A obra foi um best-seller da década de 1970. Nela, o jornalista Karl Brugger relatava seu encontro com um líder indígena chamado Tatunca Nara, que seria o último líder do império Ugha Mongulala.
Tatunca Nara jurava que era capaz de guiar qualquer um até a cidade abandonada de Akakor, na Amazônia, que guardaria grandes riquezas em túneis subterrâneos conectados ao Império Inca e pirâmides milenares.
Se a história não parece lá muito original para você, tem um motivo: toda a trama é inspirada em lendas que já existiam antes, como as das cidades perdidas de Eldorado e Paititi. Além disso, a popularidade de Akakor inspirou diversas produções culturais famosas, como o filme Indiana Jones e o Reino da Caveira de Cristal, em que o explorador encontra uma cidade abandonada muito parecida com a descrição acima – e convenientemente chamada Akator.
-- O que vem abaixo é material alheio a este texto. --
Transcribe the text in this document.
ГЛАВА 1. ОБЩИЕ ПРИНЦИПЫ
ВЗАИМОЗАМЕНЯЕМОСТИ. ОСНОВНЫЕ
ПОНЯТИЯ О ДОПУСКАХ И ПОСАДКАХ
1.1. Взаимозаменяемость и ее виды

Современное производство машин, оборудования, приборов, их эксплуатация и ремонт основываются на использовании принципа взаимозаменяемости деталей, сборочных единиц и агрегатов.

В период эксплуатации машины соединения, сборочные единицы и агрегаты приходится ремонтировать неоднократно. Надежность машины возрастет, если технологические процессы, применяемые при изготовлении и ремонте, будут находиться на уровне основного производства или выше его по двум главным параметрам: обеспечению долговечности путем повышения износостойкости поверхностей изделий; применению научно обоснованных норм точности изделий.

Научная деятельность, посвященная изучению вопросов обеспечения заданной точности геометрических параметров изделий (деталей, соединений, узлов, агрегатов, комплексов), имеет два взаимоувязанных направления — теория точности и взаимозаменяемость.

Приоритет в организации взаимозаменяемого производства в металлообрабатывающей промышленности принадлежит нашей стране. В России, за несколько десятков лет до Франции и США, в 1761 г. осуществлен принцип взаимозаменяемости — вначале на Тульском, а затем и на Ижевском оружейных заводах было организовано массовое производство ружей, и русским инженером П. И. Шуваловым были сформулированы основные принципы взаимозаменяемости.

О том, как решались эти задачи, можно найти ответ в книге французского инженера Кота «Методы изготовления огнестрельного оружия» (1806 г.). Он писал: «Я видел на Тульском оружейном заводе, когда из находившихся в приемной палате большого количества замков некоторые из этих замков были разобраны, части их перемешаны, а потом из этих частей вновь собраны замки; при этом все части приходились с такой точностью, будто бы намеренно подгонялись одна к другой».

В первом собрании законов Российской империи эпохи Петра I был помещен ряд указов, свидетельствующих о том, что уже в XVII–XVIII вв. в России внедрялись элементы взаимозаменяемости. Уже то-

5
Além disso, existem documentários, reality shows e até agências de turismo europeias que continuam trazendo anualmente viajantes aventureiros que procuram a cidade descrita pelo suposto último líder indígena.
Está aí o primeiro grande furo da história: Tatunca Nara, que se autointitula o último descendente de um povo que viveu na Amazônia nos últimos 15 mil anos, realmente existe, mas sequer nasceu na América do Sul. Apesar de ter um documento de identidade brasileiro com o nome inventado, o homem nasceu Hans Günther Hauck, em Coburgo, na Alemanha, em 1941. Aliás, a história de Akakor ainda envolve uma imersão histórica na Alemanha nazista. Reza a lenda que a cidade perdida abrigou alguns soldados de Hitler na floresta.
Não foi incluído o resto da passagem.